Two more years of this Adminstration is too much. We can't accept that much additional harm to our system.
When Nixon took too many liberties, he was removed (or would have been, surely, had he not resigned).
When FDR tried to circumvent Congress via his "Court Packing" plan, he was stopped. And good that he was! While the Constitution doesn't define the number of justices, Article III nonetheless leaves the power to define & delineate the scope of the federal judiciary in Congress's hands. FDR needed a smackdown, and Congress doled one out.
If the new Congress doesn't actually impeach/convict Bush & friends, he's nonetheless badly in need of a major chastening.
Nixon was never impeached. However, the likelihood of the House impeaching him was very high, thus he chose resignation.
I think the judiciary committee (or whichever it was) already drew up the Articles, and it was just a matter of getting the 218 votes by that point.

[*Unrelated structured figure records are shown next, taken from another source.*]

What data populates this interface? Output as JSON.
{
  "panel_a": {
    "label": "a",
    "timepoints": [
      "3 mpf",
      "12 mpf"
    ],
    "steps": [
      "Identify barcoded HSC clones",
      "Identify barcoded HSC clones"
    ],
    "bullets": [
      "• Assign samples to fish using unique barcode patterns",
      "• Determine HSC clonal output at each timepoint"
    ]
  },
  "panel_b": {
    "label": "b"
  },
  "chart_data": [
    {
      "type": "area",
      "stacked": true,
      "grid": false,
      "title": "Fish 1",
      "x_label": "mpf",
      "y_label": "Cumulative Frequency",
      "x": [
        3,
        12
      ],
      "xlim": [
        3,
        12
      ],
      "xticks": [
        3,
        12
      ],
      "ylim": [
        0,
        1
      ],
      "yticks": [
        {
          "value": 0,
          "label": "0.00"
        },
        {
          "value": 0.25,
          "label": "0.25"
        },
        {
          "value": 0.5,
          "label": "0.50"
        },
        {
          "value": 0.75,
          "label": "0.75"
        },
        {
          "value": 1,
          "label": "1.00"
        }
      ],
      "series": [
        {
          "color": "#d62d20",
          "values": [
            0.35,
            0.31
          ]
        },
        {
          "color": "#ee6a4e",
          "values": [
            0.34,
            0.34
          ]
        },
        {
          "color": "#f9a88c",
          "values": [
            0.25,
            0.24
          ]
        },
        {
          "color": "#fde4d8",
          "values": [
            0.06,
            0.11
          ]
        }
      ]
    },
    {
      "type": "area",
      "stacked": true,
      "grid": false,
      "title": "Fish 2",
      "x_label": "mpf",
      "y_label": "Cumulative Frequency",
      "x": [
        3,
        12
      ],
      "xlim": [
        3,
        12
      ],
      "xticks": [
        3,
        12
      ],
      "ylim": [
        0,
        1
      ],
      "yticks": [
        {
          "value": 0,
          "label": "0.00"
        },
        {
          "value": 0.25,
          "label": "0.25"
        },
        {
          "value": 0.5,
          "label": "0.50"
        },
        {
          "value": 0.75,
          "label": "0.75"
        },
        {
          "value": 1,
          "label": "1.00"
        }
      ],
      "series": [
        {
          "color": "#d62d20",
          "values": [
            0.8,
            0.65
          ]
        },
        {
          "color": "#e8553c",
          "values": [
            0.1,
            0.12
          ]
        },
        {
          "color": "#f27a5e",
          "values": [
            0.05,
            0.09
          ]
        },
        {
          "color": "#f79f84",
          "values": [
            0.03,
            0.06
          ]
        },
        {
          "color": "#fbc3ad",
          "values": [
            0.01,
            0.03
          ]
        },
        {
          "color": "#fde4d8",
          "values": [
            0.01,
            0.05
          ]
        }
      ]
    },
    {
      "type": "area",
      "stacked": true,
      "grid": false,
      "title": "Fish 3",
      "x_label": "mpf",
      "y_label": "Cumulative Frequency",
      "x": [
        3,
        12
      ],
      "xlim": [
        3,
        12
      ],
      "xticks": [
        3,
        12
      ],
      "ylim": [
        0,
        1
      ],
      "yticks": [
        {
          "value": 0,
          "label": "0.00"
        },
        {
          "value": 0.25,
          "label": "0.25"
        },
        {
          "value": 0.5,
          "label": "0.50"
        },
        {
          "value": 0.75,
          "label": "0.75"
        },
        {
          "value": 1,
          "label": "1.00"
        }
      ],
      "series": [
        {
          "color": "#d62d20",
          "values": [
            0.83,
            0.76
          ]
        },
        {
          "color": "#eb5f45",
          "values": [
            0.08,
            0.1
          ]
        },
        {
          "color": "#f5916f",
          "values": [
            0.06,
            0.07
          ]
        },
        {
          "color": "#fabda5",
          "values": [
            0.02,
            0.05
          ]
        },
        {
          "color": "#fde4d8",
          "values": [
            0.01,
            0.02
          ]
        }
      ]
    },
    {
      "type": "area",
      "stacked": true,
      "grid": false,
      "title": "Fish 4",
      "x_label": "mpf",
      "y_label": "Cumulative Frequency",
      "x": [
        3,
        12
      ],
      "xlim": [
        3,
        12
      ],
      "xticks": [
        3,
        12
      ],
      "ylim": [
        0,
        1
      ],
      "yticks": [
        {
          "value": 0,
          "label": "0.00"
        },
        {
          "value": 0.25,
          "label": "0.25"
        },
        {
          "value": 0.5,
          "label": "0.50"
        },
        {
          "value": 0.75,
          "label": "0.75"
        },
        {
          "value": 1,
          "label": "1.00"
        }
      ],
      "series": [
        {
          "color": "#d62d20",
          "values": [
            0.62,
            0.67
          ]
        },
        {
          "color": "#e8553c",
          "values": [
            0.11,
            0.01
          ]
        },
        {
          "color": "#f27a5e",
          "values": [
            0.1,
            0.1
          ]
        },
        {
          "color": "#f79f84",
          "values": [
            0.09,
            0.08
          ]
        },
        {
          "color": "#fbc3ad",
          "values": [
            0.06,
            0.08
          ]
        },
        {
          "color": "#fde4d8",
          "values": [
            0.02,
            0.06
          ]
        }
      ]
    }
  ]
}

True, but if one is going to enter the fray of political debate (or flame wars as is often the case elsewhere), one needs to keep the facts straight. Almost being impeached may, for all intents and purposes, be close enough but technically isn't. That's my whole point for bringing it up. Some flame throwing right winger might jump on you for incorrectly stating that Nixon was impeached and shatter your argument on a technicality.
Ded-
I hear you. I thought that with this phrase it wa clear that he resigned before he was impeached:
When Nixon took too many liberties, he was removed (or would have been, surely, had he not resigned)
But upon re-reading, I think it was awkwardly-worked. Thanks for keeping me on my toes.